La ministre admet que cet enjeu fera partie de sa réflexion. «C’est quelque chose que j’ai entendu à plusieurs reprises. Je l’ai bien compris. Je vais voir ce que l’on peut changer. Je n’ai pas de solution toute faite, mais ce sera à traiter. C’est une de mes préoccupations», a-t-elle confié à La Vie agricole.
Overbeek veut des engagements des libéraux avant les élections
Le président des PGQ, Christian Overbeek, a quant à lui profiter de la période préélectorale pour connaître les engagements des libéraux à propos des ressources financières nécessaires pour assurer une meilleure prospérité aux producteurs de grains. Ce à quoi elle a rétorqué qu’elle entend analyser les faiblesses des différents programmes.
M. Overbeek lui a rappelé qu’au cours des 10 ou 15 dernières années, le fédéral a demandé aux agriculteurs d’être innovants, d’améliorer leur performance et d’être plus présents sur les marchés de l’exportation, tout en s’assurant de bien nourrir les Canadiens, alors que les sommes accordées au ministère de l’Agriculture du gouvernement du Québec ont diminué.
«L’agriculture a quand même beaucoup crû au cours des dernières années, mais pendant ce temps-là, les budgets dévolus à l’Agriculture Agroalimentaire Canada (AAC) ont diminué d’autant», a-t-il par la suite fait valoir, lors d’un entretien avec La Vie agricole, en marge de l’assemblée qui se tenait à huis clos.

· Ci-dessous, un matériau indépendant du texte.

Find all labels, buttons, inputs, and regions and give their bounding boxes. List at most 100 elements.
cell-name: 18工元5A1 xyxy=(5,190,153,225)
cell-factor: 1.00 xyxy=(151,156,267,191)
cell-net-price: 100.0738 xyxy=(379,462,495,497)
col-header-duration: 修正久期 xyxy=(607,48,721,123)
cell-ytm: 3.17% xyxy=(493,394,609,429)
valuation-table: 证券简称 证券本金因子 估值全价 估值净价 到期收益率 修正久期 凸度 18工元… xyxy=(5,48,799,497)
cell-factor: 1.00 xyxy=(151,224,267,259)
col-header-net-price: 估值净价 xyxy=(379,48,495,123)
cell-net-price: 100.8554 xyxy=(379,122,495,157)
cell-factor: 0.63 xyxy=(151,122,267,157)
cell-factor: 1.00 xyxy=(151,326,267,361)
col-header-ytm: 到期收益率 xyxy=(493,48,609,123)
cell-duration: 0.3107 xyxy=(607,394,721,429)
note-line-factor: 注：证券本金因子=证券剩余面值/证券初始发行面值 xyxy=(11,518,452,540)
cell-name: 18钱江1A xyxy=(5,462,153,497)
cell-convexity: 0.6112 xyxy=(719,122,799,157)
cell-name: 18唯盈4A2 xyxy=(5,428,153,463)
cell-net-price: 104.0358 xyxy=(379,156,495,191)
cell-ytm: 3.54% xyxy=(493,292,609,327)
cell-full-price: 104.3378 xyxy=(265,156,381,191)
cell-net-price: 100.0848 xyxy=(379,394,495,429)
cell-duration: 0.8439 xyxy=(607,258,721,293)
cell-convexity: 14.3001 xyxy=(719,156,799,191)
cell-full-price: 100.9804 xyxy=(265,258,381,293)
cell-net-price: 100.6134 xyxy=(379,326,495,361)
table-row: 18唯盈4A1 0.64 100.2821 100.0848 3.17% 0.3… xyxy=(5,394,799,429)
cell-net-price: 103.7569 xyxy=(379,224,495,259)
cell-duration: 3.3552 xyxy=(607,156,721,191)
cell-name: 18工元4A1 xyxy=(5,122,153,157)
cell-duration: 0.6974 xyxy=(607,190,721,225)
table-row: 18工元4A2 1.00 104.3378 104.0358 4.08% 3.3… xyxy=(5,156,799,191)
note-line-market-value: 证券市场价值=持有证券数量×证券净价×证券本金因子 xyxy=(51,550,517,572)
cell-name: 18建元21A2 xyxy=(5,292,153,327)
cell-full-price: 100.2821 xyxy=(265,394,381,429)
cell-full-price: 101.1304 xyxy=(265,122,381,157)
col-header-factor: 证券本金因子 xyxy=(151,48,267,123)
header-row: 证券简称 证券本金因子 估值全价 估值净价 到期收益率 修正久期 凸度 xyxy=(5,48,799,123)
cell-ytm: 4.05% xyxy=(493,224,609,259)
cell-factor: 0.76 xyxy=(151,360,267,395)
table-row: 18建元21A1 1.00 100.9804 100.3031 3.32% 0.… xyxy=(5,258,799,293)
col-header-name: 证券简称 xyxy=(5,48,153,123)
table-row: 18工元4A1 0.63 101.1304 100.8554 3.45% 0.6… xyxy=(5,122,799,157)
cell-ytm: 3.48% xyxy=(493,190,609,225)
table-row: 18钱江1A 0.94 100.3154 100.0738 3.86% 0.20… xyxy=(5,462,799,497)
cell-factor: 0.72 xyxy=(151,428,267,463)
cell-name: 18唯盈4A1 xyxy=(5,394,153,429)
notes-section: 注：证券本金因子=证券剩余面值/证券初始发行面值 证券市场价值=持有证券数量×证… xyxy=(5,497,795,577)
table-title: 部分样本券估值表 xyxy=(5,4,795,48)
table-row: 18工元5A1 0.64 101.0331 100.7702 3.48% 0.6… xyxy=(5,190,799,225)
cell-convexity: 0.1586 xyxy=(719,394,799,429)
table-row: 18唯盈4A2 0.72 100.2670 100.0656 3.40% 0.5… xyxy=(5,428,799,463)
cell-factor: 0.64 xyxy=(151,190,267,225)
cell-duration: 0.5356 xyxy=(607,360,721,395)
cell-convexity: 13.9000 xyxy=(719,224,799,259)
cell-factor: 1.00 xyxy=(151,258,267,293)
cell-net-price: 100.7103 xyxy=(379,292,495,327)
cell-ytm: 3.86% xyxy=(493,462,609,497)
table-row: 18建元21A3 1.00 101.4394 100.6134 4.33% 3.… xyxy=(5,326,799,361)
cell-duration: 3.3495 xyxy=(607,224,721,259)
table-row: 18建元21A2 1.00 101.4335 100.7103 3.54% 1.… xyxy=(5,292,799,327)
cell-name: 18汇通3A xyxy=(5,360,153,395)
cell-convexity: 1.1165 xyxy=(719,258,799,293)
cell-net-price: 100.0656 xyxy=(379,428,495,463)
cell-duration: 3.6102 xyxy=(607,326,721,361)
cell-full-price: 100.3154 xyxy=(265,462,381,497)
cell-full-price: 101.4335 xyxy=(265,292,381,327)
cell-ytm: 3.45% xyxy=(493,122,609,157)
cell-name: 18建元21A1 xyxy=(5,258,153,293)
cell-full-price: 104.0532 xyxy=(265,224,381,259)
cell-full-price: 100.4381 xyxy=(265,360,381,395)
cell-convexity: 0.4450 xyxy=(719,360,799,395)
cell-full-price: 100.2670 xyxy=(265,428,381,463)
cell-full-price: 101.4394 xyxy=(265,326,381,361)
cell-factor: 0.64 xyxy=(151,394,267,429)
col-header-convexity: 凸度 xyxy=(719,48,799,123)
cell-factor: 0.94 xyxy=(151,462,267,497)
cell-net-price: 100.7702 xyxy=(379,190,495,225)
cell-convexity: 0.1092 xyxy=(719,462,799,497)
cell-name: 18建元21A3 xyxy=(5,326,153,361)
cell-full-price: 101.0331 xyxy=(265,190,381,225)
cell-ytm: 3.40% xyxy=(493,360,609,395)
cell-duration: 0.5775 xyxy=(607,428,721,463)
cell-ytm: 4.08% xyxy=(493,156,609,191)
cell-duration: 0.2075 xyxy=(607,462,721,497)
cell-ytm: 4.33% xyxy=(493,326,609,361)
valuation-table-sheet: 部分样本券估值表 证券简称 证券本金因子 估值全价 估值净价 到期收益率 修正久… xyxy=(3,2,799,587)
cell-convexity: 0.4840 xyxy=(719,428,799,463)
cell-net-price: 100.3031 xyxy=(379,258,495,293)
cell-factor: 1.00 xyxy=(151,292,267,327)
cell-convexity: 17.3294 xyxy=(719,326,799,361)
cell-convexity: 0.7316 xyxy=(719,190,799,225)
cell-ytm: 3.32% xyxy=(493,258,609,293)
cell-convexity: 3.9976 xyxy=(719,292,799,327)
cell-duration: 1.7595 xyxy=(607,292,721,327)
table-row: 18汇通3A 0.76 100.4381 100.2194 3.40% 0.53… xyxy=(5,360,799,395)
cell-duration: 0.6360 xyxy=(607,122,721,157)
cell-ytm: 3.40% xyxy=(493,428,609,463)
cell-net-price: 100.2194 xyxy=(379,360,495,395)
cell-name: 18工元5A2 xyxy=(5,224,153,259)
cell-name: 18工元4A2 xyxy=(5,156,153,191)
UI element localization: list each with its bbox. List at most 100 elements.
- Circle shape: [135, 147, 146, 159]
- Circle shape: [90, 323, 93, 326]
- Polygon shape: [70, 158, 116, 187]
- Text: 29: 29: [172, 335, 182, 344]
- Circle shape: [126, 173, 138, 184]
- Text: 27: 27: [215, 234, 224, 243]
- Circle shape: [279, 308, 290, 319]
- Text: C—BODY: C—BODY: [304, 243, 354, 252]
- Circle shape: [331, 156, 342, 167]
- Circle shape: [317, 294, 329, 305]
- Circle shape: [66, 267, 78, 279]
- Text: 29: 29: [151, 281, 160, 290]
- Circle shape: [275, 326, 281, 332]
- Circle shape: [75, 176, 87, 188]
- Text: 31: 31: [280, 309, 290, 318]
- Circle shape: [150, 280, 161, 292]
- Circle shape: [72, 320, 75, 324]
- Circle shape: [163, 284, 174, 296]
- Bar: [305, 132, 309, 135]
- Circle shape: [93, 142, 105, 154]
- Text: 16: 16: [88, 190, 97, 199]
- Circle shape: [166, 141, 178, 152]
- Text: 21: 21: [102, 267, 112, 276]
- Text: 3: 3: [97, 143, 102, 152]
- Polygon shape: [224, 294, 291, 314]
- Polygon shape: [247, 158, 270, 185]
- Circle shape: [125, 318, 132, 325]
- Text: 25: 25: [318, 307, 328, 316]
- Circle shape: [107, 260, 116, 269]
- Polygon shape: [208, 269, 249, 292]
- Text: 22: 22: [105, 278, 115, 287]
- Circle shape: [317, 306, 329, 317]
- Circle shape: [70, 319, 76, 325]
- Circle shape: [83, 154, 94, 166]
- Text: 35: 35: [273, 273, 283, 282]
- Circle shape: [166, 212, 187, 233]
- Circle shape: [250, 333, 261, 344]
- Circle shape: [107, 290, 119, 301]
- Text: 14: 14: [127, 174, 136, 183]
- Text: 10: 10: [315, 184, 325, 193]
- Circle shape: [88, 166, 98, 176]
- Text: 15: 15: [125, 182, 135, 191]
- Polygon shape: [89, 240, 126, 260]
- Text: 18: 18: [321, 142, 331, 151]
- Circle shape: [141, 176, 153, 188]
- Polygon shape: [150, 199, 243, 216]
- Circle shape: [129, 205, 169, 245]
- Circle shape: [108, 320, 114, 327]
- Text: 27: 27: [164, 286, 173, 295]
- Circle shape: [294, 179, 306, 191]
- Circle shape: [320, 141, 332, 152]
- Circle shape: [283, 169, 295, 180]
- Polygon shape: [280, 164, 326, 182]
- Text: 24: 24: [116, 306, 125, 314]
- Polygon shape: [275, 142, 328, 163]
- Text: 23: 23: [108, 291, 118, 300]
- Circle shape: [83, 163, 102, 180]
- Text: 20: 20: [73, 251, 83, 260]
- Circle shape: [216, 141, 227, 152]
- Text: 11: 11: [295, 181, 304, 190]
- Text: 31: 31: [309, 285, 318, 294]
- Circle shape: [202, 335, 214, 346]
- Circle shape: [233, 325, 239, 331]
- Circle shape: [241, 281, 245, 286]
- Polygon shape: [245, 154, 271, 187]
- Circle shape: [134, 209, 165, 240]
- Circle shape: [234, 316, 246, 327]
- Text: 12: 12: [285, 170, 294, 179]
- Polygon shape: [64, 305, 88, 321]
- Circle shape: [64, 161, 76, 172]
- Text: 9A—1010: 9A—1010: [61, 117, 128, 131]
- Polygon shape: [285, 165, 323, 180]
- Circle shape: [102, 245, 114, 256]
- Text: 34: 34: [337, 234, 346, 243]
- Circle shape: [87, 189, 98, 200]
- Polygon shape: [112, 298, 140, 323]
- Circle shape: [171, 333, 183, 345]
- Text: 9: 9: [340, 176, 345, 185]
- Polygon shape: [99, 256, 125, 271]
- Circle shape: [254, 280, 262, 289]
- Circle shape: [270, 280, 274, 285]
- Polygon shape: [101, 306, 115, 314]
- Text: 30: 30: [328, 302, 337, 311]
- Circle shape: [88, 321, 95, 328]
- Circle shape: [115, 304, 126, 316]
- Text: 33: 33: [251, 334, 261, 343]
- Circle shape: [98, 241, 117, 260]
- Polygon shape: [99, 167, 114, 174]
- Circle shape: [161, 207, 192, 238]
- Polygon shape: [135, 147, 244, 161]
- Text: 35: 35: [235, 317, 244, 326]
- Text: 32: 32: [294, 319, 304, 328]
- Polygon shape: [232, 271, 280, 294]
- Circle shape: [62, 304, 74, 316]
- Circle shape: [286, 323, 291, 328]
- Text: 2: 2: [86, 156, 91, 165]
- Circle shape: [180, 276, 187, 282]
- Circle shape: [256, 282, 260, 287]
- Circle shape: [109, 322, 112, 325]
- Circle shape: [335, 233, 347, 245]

«Comment faire pour offrir un programme de protection sur un volume de production qui est plus grand, avec un budget qui est plus petit? Les risques ne sont pas diminués. Avec les différentes guerres commerciales qui surviennent d’un bord et de l’autre, ça met plus à risque les entreprises de grains dont une grande partie de la production est destinée aux marchés de l’exportation», a-t-il rappelé.
«Les producteurs québécois ont reçu trois tôles» dit Overbeek
Christian Overbeek est également revenu sur le tableau préparé par les PGQ sur le désavantage économique des producteurs québécois en raison des retards pris par rapport aux programmes fédéraux des États-Unis.
«Ça représente environ 100 000$ pour un producteur de grains québécois par rapport à un producteur de grains américain, a-t-il indiqué, en subvention, en soutien, en transfert de connaissance, en services auxquels on a à contribuer alors que l’Américain l’a gratuit, en taxes municipales ou en respect de l’environnement. La taxe carbone est un bel exemple. On a à défrayer 3, 4 ou 5 sous du litre d’essence. Ce que les producteurs américains et des autres provinces canadiennes n’ont pas à supporter. C’est quand même 4000$ par année, juste pour cet élément-là.»
«C’est sûr que dans la dernière année, il y a eu la grande subvention pour le soya américain, a-t-il renchéri. Les producteurs américains ont reçu 8 milliards $ de soutien direct. Pendant ce temps-là, le producteur québécois a reçu trois tôles… Il a reçu un petit quelque chose d’Agri Investissement et Agri Québec, mais ça s’arrête-là. Les quelques cennes qu’on a eues, ce n’est rien par rapport aux piastres que les producteurs américains ont reçues.»